Royal Mail delivery trucks are being blamed for the crumbling state of the road in Springburn.

And the damage is so bad you can see it from space, with the deterioration clearly visible on satellite images taken for Google maps without zooming in to ground level.

The affected stretch in Turner Road is outside the busy Royal Mail sorting office and the high volume of traffic has taken its toll on the road surface.

The street is also used as a rat run for drivers getting to and from nearby Tesco and Costco stores.

Residents told the Evening Times the intersection is becoming increasingly dangerous.

Alan Sutherland, 47, from Springburn, said: "I've bashed into it driving before – it's very dangerous. During the winter I thought I had damaged the axle of my car driving over it. I notified the council but it just gave me the run-around.

"The delivery drivers just zoom through and don't care. It's been like that for so long, years not months.

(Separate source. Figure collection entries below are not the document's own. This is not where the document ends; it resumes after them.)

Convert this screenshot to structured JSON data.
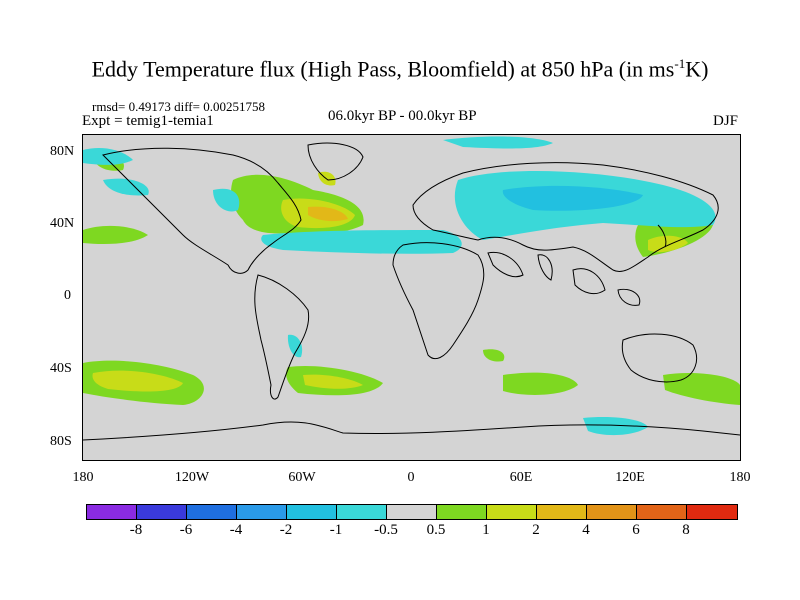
{
  "title": "Eddy Temperature flux (High Pass, Bloomfield) at 850 hPa (in ms",
  "title_sup": "-1",
  "title_end": "K)",
  "stats": "rmsd= 0.49173 diff= 0.00251758",
  "expt": "Expt = temig1-temia1",
  "period": "06.0kyr BP - 00.0kyr BP",
  "season": "DJF",
  "map": {
    "projection": "cylindrical equidistant",
    "lon_range": [
      -180,
      180
    ],
    "lat_range": [
      -90,
      90
    ],
    "ocean_land_background": "#d4d4d4",
    "ytick_labels": [
      "80N",
      "40N",
      "0",
      "40S",
      "80S"
    ],
    "xtick_labels": [
      "180",
      "120W",
      "60W",
      "0",
      "60E",
      "120E",
      "180"
    ]
  },
  "colorbar": {
    "colors": [
      "#8a2be2",
      "#3a3adc",
      "#1f6fe0",
      "#2a9ae8",
      "#22c0e0",
      "#3ad8d8",
      "#d4d4d4",
      "#7ed821",
      "#c8dc18",
      "#e2b818",
      "#e29318",
      "#e26418",
      "#e02a10"
    ],
    "labels": [
      "-8",
      "-6",
      "-4",
      "-2",
      "-1",
      "-0.5",
      "0.5",
      "1",
      "2",
      "4",
      "6",
      "8"
    ]
  }
}
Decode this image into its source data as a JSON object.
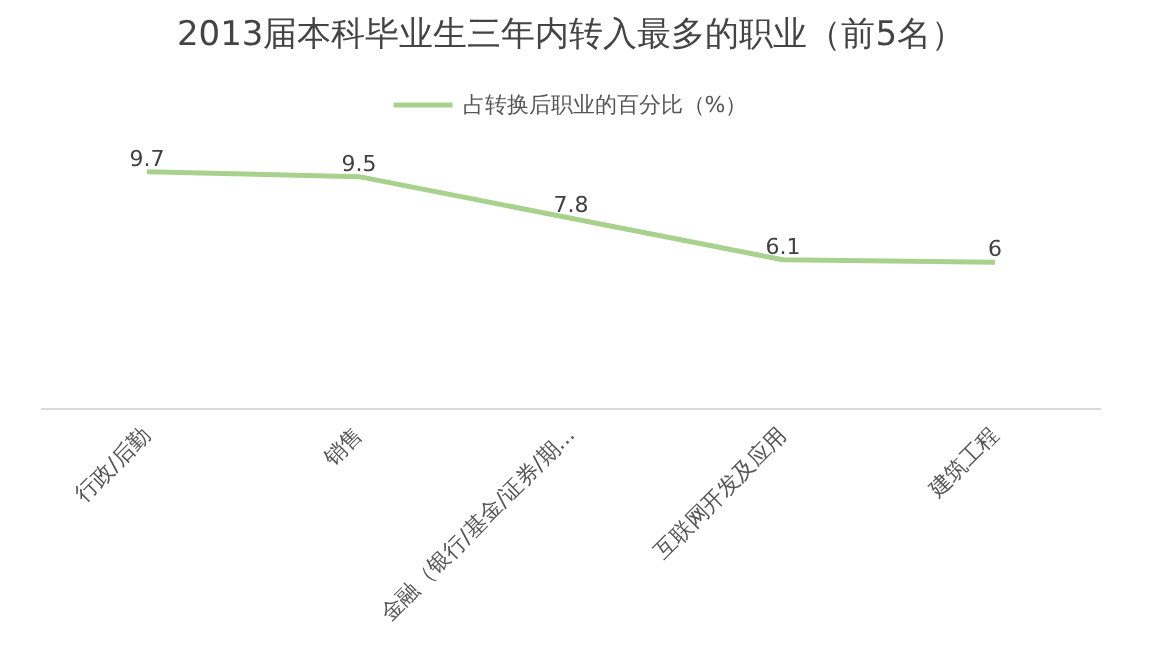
{
  "chart_data": {
    "type": "line",
    "title": "2013届本科毕业生三年内转入最多的职业（前5名）",
    "categories": [
      "行政/后勤",
      "销售",
      "金融（银行/基金/证券/期...",
      "互联网开发及应用",
      "建筑工程"
    ],
    "series": [
      {
        "name": "占转换后职业的百分比（%）",
        "color": "#a9d18e",
        "values": [
          9.7,
          9.5,
          7.8,
          6.1,
          6
        ]
      }
    ],
    "data_labels": true,
    "legend": "top",
    "grid": false,
    "line_style": "solid",
    "tick_labels": "x"
  }
}
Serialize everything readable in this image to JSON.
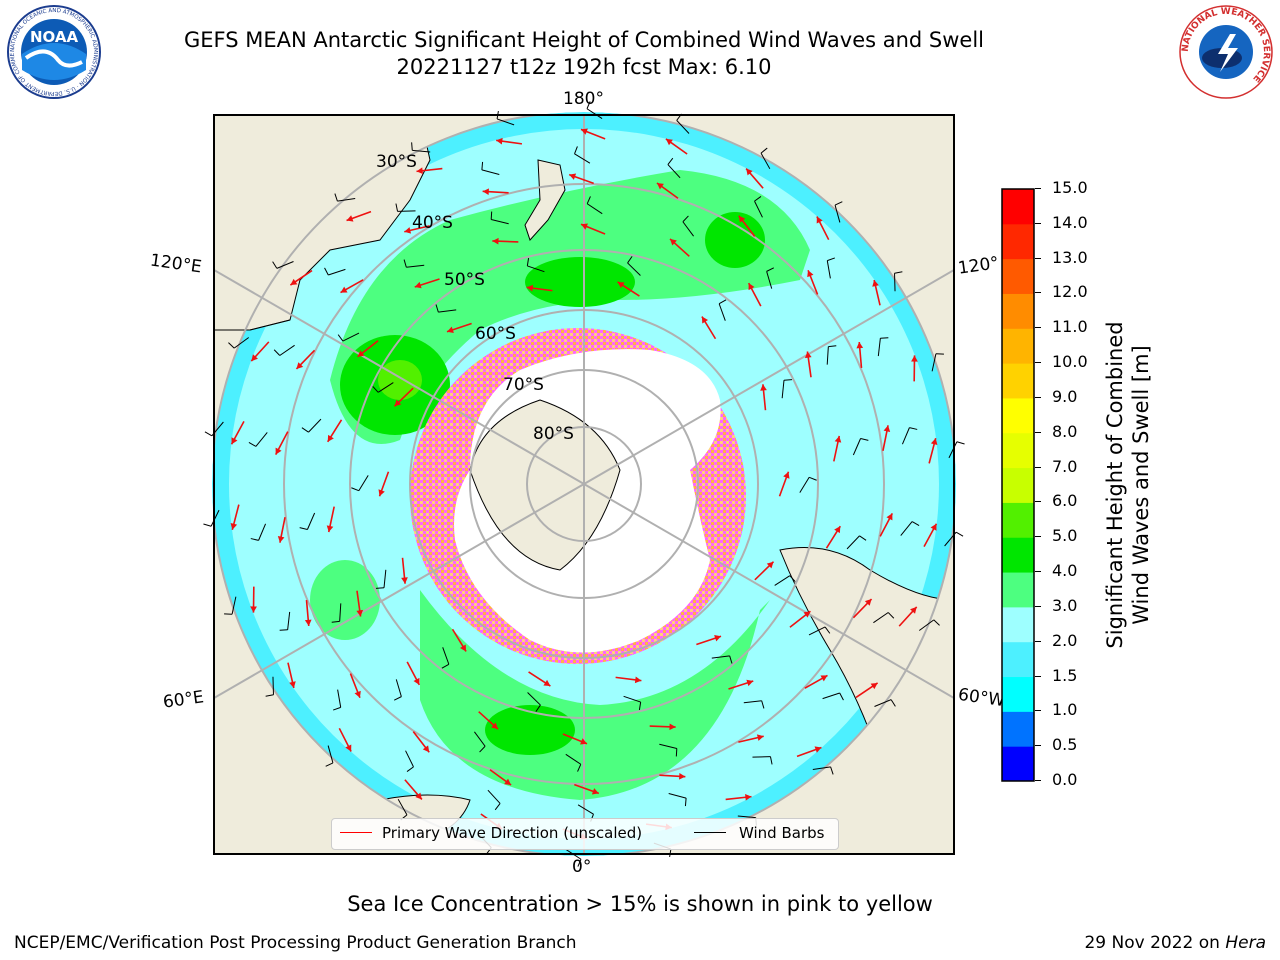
{
  "header": {
    "title_line1": "GEFS MEAN Antarctic Significant Height of Combined Wind Waves and Swell",
    "title_line2": "20221127 t12z 192h fcst   Max: 6.10"
  },
  "logos": {
    "left": {
      "name": "noaa-logo",
      "text": "NOAA",
      "ring_text": "NATIONAL OCEANIC AND ATMOSPHERIC ADMINISTRATION · U.S. DEPARTMENT OF COMMERCE"
    },
    "right": {
      "name": "nws-logo",
      "ring_text": "NATIONAL WEATHER SERVICE"
    }
  },
  "map": {
    "projection": "south-polar-stereographic",
    "longitude_labels": {
      "top": "180°",
      "bottom": "0°",
      "upper_left": "120°E",
      "lower_left": "60°E",
      "upper_right": "120°",
      "lower_right": "60°W"
    },
    "latitude_labels": [
      "30°S",
      "40°S",
      "50°S",
      "60°S",
      "70°S",
      "80°S"
    ],
    "legend": [
      {
        "label": "Primary Wave Direction (unscaled)",
        "color": "#ff0000"
      },
      {
        "label": "Wind Barbs",
        "color": "#000000"
      }
    ]
  },
  "colorbar": {
    "title_line1": "Significant Height of Combined",
    "title_line2": "Wind Waves and Swell [m]",
    "ticks": [
      "0.0",
      "0.5",
      "1.0",
      "1.5",
      "2.0",
      "3.0",
      "4.0",
      "5.0",
      "6.0",
      "7.0",
      "8.0",
      "9.0",
      "10.0",
      "11.0",
      "12.0",
      "13.0",
      "14.0",
      "15.0"
    ],
    "colors": [
      "#0000ff",
      "#0073ff",
      "#00ffff",
      "#4df0ff",
      "#9effff",
      "#4dff80",
      "#00e600",
      "#52f000",
      "#c8ff00",
      "#e6ff00",
      "#ffff00",
      "#ffd200",
      "#ffb400",
      "#ff8c00",
      "#ff5a00",
      "#ff2800",
      "#ff0000"
    ]
  },
  "chart_data": {
    "type": "heatmap",
    "variable": "Significant Height of Combined Wind Waves and Swell",
    "units": "m",
    "max_value": 6.1,
    "color_scale_range": [
      0,
      15
    ]
  },
  "footer": {
    "caption": "Sea Ice Concentration > 15% is shown in pink to yellow",
    "left": "NCEP/EMC/Verification Post Processing Product Generation Branch",
    "right_date": "29 Nov 2022 on ",
    "right_host": "Hera"
  }
}
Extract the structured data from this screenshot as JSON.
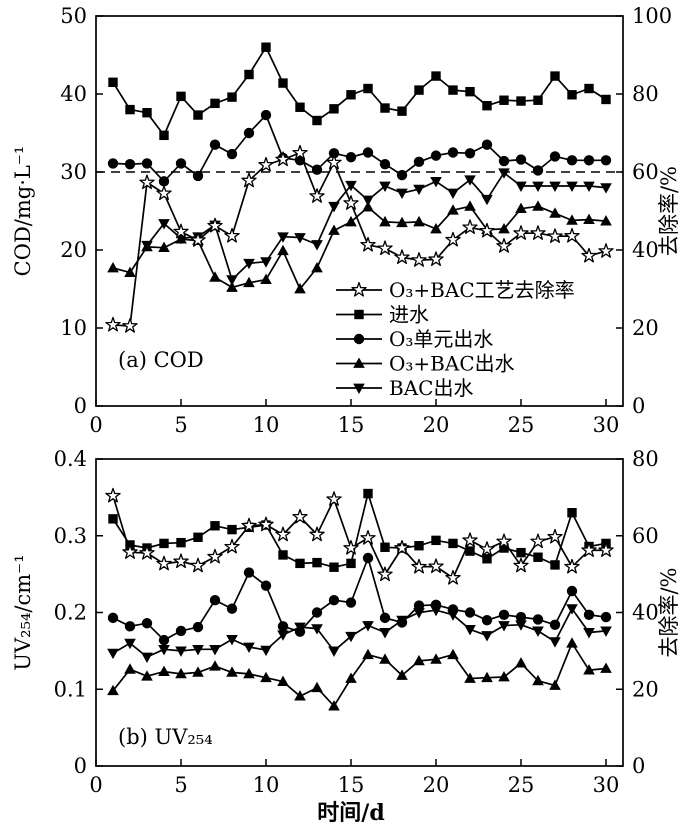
{
  "figure": {
    "x_axis_label": "时间/d",
    "background_color": "#ffffff",
    "ink_color": "#000000"
  },
  "chart_data": [
    {
      "id": "a",
      "type": "line",
      "panel_label": "(a) COD",
      "has_legend": true,
      "x": {
        "min": 0,
        "max": 31,
        "ticks": [
          0,
          5,
          10,
          15,
          20,
          25,
          30
        ]
      },
      "y_left": {
        "label": "COD/mg·L⁻¹",
        "min": 0,
        "max": 50,
        "ticks": [
          0,
          10,
          20,
          30,
          40,
          50
        ]
      },
      "y_right": {
        "label": "去除率/%",
        "min": 0,
        "max": 100,
        "ticks": [
          0,
          20,
          40,
          60,
          80,
          100
        ]
      },
      "reference_line": {
        "axis": "y_left",
        "value": 30,
        "style": "dashed"
      },
      "days": [
        1,
        2,
        3,
        4,
        5,
        6,
        7,
        8,
        9,
        10,
        11,
        12,
        13,
        14,
        15,
        16,
        17,
        18,
        19,
        20,
        21,
        22,
        23,
        24,
        25,
        26,
        27,
        28,
        29,
        30
      ],
      "series": [
        {
          "key": "removal-rate",
          "name": "O₃+BAC工艺去除率",
          "marker": "star-open",
          "axis": "right",
          "values": [
            20.8,
            20.5,
            57.3,
            54.5,
            44.7,
            42.5,
            46.2,
            43.6,
            57.8,
            61.8,
            63.2,
            64.9,
            53.8,
            62.4,
            52,
            41.3,
            40.4,
            38.1,
            37.4,
            37.6,
            42.6,
            45.8,
            44.9,
            41,
            44.3,
            44.3,
            43.5,
            43.6,
            38.5,
            39.7
          ]
        },
        {
          "key": "influent",
          "name": "进水",
          "marker": "square",
          "axis": "left",
          "values": [
            41.5,
            38,
            37.6,
            34.7,
            39.7,
            37.3,
            38.8,
            39.6,
            42.5,
            46,
            41.4,
            38.3,
            36.6,
            38.1,
            39.9,
            40.7,
            38.2,
            37.8,
            40.5,
            42.3,
            40.5,
            40.3,
            38.5,
            39.2,
            39.1,
            39.2,
            42.3,
            39.9,
            40.7,
            39.3
          ]
        },
        {
          "key": "o3-unit-effluent",
          "name": "O₃单元出水",
          "marker": "circle",
          "axis": "left",
          "values": [
            31.1,
            31,
            31.1,
            28.8,
            31.1,
            29.5,
            33.5,
            32.3,
            35,
            37.3,
            31.8,
            31.5,
            30.3,
            32.4,
            31.9,
            32.5,
            31,
            29.6,
            31.3,
            32.1,
            32.5,
            32.4,
            33.5,
            31.4,
            31.6,
            30.2,
            32,
            31.5,
            31.5,
            31.5
          ]
        },
        {
          "key": "o3-bac-effluent",
          "name": "O₃+BAC出水",
          "marker": "triangle-up",
          "axis": "left",
          "values": [
            17.7,
            17.1,
            20.4,
            20.3,
            21.4,
            21.2,
            16.5,
            15.2,
            15.8,
            16.2,
            19.9,
            15,
            17.7,
            22.5,
            23.6,
            25.5,
            23.6,
            23.5,
            23.6,
            22.7,
            25.1,
            25.6,
            22.6,
            22.7,
            25.3,
            25.6,
            24.7,
            23.8,
            23.9,
            23.7
          ]
        },
        {
          "key": "bac-effluent",
          "name": "BAC出水",
          "marker": "triangle-down",
          "axis": "left",
          "values": [
            null,
            null,
            20.6,
            23.4,
            21.5,
            21.7,
            23.2,
            16.2,
            18.3,
            18.5,
            21.7,
            21.6,
            20.7,
            25.6,
            28.3,
            26.4,
            28.2,
            27.3,
            27.8,
            28.8,
            27.3,
            29,
            26.5,
            29.9,
            28.2,
            28.2,
            28.2,
            28.2,
            28.2,
            28
          ]
        }
      ]
    },
    {
      "id": "b",
      "type": "line",
      "panel_label": "(b) UV₂₅₄",
      "has_legend": false,
      "x": {
        "min": 0,
        "max": 31,
        "ticks": [
          0,
          5,
          10,
          15,
          20,
          25,
          30
        ]
      },
      "y_left": {
        "label": "UV₂₅₄/cm⁻¹",
        "min": 0,
        "max": 0.4,
        "ticks": [
          0,
          0.1,
          0.2,
          0.3,
          0.4
        ]
      },
      "y_right": {
        "label": "去除率/%",
        "min": 0,
        "max": 80,
        "ticks": [
          0,
          20,
          40,
          60,
          80
        ]
      },
      "reference_line": null,
      "days": [
        1,
        2,
        3,
        4,
        5,
        6,
        7,
        8,
        9,
        10,
        11,
        12,
        13,
        14,
        15,
        16,
        17,
        18,
        19,
        20,
        21,
        22,
        23,
        24,
        25,
        26,
        27,
        28,
        29,
        30
      ],
      "series": [
        {
          "key": "removal-rate",
          "name": "O₃+BAC工艺去除率",
          "marker": "star-open",
          "axis": "right",
          "values": [
            70.4,
            55.7,
            55.5,
            52.7,
            53.3,
            52.2,
            54.5,
            57.1,
            62.6,
            62.9,
            60.3,
            64.9,
            60.3,
            69.5,
            56.8,
            59.4,
            49.9,
            56.8,
            51.9,
            52,
            49,
            58.8,
            56.5,
            58.5,
            52.2,
            58.5,
            59.7,
            51.9,
            56.2,
            56.2
          ]
        },
        {
          "key": "influent",
          "name": "进水",
          "marker": "square",
          "axis": "left",
          "values": [
            0.322,
            0.288,
            0.284,
            0.29,
            0.291,
            0.298,
            0.313,
            0.308,
            0.311,
            0.314,
            0.275,
            0.264,
            0.265,
            0.259,
            0.264,
            0.355,
            0.285,
            0.284,
            0.287,
            0.294,
            0.29,
            0.28,
            0.27,
            0.284,
            0.278,
            0.272,
            0.262,
            0.33,
            0.286,
            0.29
          ]
        },
        {
          "key": "o3-unit-effluent",
          "name": "O₃单元出水",
          "marker": "circle",
          "axis": "left",
          "values": [
            0.193,
            0.182,
            0.186,
            0.164,
            0.176,
            0.181,
            0.216,
            0.205,
            0.252,
            0.235,
            0.182,
            0.175,
            0.2,
            0.216,
            0.213,
            0.271,
            0.193,
            0.187,
            0.209,
            0.21,
            0.204,
            0.2,
            0.19,
            0.197,
            0.194,
            0.191,
            0.184,
            0.228,
            0.197,
            0.194
          ]
        },
        {
          "key": "o3-bac-effluent",
          "name": "O₃+BAC出水",
          "marker": "triangle-up",
          "axis": "left",
          "values": [
            0.098,
            0.126,
            0.117,
            0.123,
            0.12,
            0.122,
            0.13,
            0.122,
            0.12,
            0.115,
            0.11,
            0.091,
            0.102,
            0.078,
            0.114,
            0.145,
            0.139,
            0.118,
            0.137,
            0.139,
            0.145,
            0.114,
            0.115,
            0.116,
            0.134,
            0.111,
            0.105,
            0.16,
            0.125,
            0.127
          ]
        },
        {
          "key": "bac-effluent",
          "name": "BAC出水",
          "marker": "triangle-down",
          "axis": "left",
          "values": [
            0.147,
            0.16,
            0.142,
            0.152,
            0.15,
            0.152,
            0.152,
            0.165,
            0.155,
            0.151,
            0.171,
            0.181,
            0.179,
            0.15,
            0.169,
            0.183,
            0.174,
            0.19,
            0.2,
            0.203,
            0.197,
            0.178,
            0.17,
            0.183,
            0.184,
            0.176,
            0.162,
            0.205,
            0.174,
            0.176
          ]
        }
      ]
    }
  ]
}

"It was in around April last year when I started noticing how badly sunken it was."

Fellow resident, Malcolm Henderson, 57, also from Springburn, added: "It's just something that will never change. It's the Royal Mail trucks and traffic that is causing it definitely.

"You see them driving over it all the time. There are bricks on the road, I've had to swerve to avoid them. It's so dangerous to drive on."

James Kinlan, 65, from Springburn: "It's sunk in because of all the heavy traffic that passes over the top of it. It must just have been eroded away with all the lorries turning in to the depot."

Google images, taken as far back as last autumn, and possibly later, show the roundabout has been crumbling for months if not longer.

A spokeswoman for the Royal Mail said: "The roundabout at Turner Road is subject to use by heavy goods vehicle traffic from a number of outlets both sited within and outside the industrial estate.

"Royal Mail has contacted the local authority helpline on a number of occasions to bring this matter to their attention."

A Glasgow City Council spokesman said: "It is undoubtedly true that frequent use by heavy vehicles will take a toll on the road, particularly where they cut across obstacles, such as roundabouts, rather than using them properly. The damage will be assessed and scheduled for repair against our annual programme."

The Evening Times Pothole Watch campaign has been charting the state of the city's roads and has received thousands of complaints from readers about their roads.

We have exposed the damage done to city centre streets by utility firms digging up roads and failing to repair them properly.

And the problem does not just affect motorists – we've told of difficulties faced by cyclists and even pedestrians hit by flying pieces of road surface.

Just last month, we reported how a crater opened up in George Square, trapping a double decker bus.